The opinion is equally clear. An abstract from it is quoted in School District v. Bank, 63 Kan. 668, 671, 66 Pac. 630.

The decision in the case of Freehill v. Chamberlain, 65 Cal. 603, 4 Pac. 646, is cited. It is only necessary to quote the syllabus to show that the coupons.there in suit were, by the statute authorizing their issue, in effect placed in the same category as warrants in this state. It reads :

“Where a statute provides for the issuing of bonds *888of a city, with interest coupons payable as fast as money should come into, the treasury from special sources designated by the act, the statute of limitations does not commence to run against the coupons until the money is received in the treasury in accordance with the terms of the act.
“The interest coupons upon bonds of the city of Sacramento, issued under the act of April 24, 1858, are not demands which are required to be presented for allowance to the auditor or board of trustees. They are payable on presentation to the treasurer, whenever there are funds in his possession which have been appropriated to the payment of the coupons by the act authorizing the bonds.”

The case of Lincoln County v. Luning, 133 U. S. 529, 10 Sup. Ct. 363, 33 L. Ed. 766, is relied upon. The coupons there involved were virtually converted into treasury warrants by an act of the legislature passed after they were issued and accepted by the creditor. An extract from the opinion by Mr. Justice Brewer is quoted in School District v. Bank, 63 Kan. 668, 670, 66 Pac. 630.

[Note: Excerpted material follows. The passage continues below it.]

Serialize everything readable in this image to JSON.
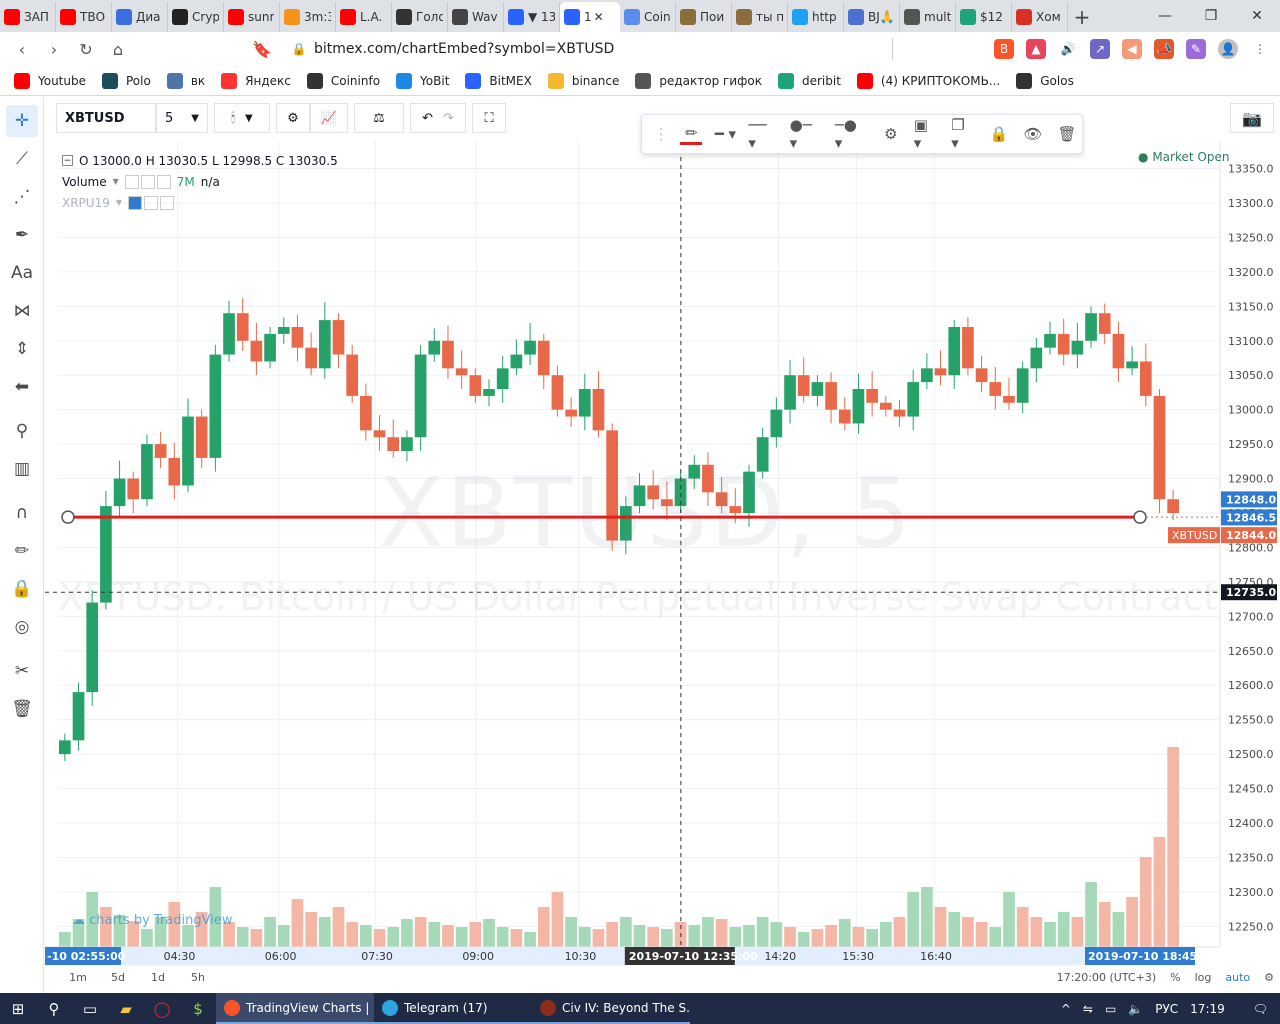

The case of Sawyer v. Colgan, 102 Cal. 283, 36 Pac. 580, is also referred to. The bonds there under consideration were state bonds issued under- a special act for a special purpose. It was expected that congress would provide funds to pay them. If it did not do so the intention of the legislature, as expressed in the act, was that they should be payable out of money which should be found in the state treasury at their maturity, and which should come into .the treasury after maturity, that had not been appropriated to some other purpose. No surplus existed in the general fund of the state treasury for many years after the date of maturity stated in the bonds had passed and no provision for paying them was made. If they had been presented for payment they could not have been paid, for want of funds. The bondholder could not sue the state, for no law authorized him to do so. “The state, by reason of her sovereignty, still held control of the question of payment as to all its incidents of time, *889mode and measure.” (Page 292.) So it was said, upon the authority of Underhill v. Trustees of the City of Sonora, Freehill v. Chamberlain, and Lincoln County v. Luning, supra, that “it is a general rule that when payment is provided for out of a particular fund, or in a particular way, the debtor cannot plead the statute of limitations without showing that the particular fund has been provided, or the method pursued.” (Page 292.)

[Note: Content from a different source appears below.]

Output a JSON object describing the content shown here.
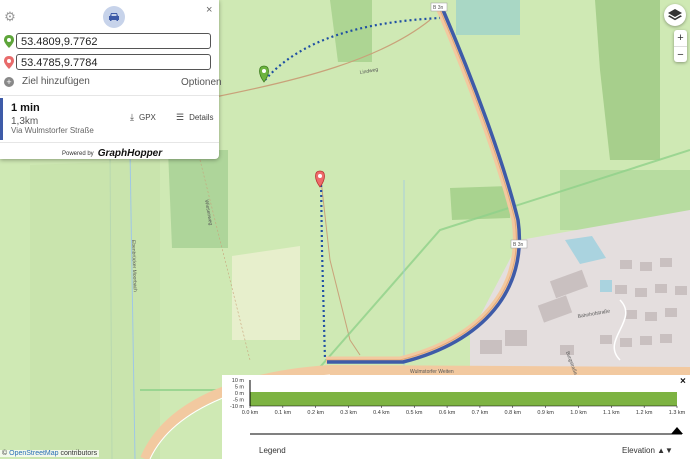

This certainly falls very short of establishing the doctrine contended for. Taxes are the primary source of municipal revenue, and money accumulated entirely from taxes with which to meet a general obligation to pay cannot be said to be a particular fund in the sense of the decision, nor can it be said that taxation, the chief method of raising municipal revenue, is a special or particular method.

No other authority cited by the plaintiff supports his argument, and this court is unwilling to extend the exceptional rules relating to the treasury warrants of a municipality to its bonded indebtedness.

Therefore the judgment of the district court is affirmed.